Despite the sweeping success of the Animal Farm, George Orwell suspected his next book would become a failure. Throughout his life, he thought that each of his new undertakings was bound to fail. But Orwell’s fear was not a bad thing, since it drove him to do more and to continually struggle for success.
I am intrigued with famous writers’ lack of contentment when they describe their own successful lives. At eighty-one, Somerset Maugham said in an interview that he did not want his biography written, for his life was “bound to be dull,” and he did not want “to be associated with dullness.” But he never was. Among the most prolific and successful writers, Maugham had seen his plays simultaneously performed in London theaters; his novels, beginning with his masterpiece, Of Human Bondage, were adapted into popular films.

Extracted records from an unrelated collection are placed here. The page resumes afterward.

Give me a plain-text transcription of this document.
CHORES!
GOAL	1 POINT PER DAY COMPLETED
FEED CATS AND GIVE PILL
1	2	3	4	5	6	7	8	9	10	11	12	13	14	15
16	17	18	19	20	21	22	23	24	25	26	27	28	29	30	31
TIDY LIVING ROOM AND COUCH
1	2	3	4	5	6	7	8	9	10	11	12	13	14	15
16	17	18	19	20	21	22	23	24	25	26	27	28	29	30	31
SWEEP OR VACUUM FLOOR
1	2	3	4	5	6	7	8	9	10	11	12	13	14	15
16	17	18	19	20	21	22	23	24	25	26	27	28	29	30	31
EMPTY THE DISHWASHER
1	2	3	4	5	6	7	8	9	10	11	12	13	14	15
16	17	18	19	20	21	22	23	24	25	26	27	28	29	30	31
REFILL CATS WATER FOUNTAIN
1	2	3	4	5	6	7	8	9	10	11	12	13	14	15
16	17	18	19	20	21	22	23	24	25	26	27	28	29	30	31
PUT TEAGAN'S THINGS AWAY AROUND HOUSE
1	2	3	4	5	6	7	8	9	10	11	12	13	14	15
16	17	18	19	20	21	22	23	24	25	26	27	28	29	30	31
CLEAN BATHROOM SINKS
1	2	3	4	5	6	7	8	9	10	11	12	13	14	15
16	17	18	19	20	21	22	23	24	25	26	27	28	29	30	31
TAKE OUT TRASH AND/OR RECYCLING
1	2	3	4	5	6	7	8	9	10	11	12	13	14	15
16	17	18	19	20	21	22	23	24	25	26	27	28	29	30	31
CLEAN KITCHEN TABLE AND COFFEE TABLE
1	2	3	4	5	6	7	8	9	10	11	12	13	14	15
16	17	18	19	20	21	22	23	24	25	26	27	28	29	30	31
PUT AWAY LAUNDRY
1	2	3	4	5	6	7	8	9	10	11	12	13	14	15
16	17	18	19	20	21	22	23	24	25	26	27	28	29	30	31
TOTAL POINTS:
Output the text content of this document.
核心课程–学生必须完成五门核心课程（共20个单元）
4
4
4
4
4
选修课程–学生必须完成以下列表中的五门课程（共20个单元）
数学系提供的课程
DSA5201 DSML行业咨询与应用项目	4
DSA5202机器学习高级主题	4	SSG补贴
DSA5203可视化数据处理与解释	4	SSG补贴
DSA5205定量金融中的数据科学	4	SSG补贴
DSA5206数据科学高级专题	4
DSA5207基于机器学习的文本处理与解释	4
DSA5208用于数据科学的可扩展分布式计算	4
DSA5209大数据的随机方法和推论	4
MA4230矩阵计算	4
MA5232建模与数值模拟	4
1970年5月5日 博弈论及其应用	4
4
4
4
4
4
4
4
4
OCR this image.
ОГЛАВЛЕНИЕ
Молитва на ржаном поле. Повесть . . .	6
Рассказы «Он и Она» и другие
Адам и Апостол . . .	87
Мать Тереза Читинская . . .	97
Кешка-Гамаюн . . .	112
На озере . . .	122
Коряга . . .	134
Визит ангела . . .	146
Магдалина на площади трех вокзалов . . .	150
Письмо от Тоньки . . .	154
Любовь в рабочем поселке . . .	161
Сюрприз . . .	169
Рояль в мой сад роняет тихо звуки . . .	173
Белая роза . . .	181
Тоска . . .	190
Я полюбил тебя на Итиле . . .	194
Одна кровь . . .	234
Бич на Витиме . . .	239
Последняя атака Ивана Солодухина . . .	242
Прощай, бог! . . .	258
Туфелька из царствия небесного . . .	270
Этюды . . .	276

He had traveled the world to research his fiction and early on, during the Great War, even did some spying for the British. Throughout his literary career of over six decades Maugham did what he loved, saying that writing was “the most enthralling of human activities.”
Like Charles Strickland in The Moon and the Sixpence, who abruptly changes his career to become an artist, Maugham had left medicine upon discovering his true vocation. But unlike Strickland, who died in oblivion, Maugham enjoyed fame and popular success few serious writers ever achieve. However, it’s not usual for writers to make dismissive remarks about their lives and work. Dostoevsky and Tolstoy did just that. When writing The Idiot, his most original novel, Dostoevsky was continually disappointed with its execution and complained that he was implementing only one-tenth of his poetic idea.
One of the most successful writers of all times, Tolstoy, was perennially dissatisfied with his own character, life, and literary production. Later he made his self-dissatisfaction a virtue. According to Tolstoy’s philosophy, one should perennially strive for perfection––an idea that prevented him from celebrating his achievement at any stage. He was rarely content with his writing since it did not measure up to the ideal.
Tolstoy had said that an artist invests the best of himself into his work, “hence his writing is beautiful and his life is bad.” But upon achieving celebrity, he entirely dismissed his great literature, along with his vocation as a novelist. Among writers who had been critical of their own work Tolstoy’s remarks about his novels stand out as most ruthless. Can this be fathomed? This is the topic of my next post.
This post was inspired by Michael Shelden’s biography of Orwell and by Selina Hastings’ The Secret Lives of Somerset Maugham.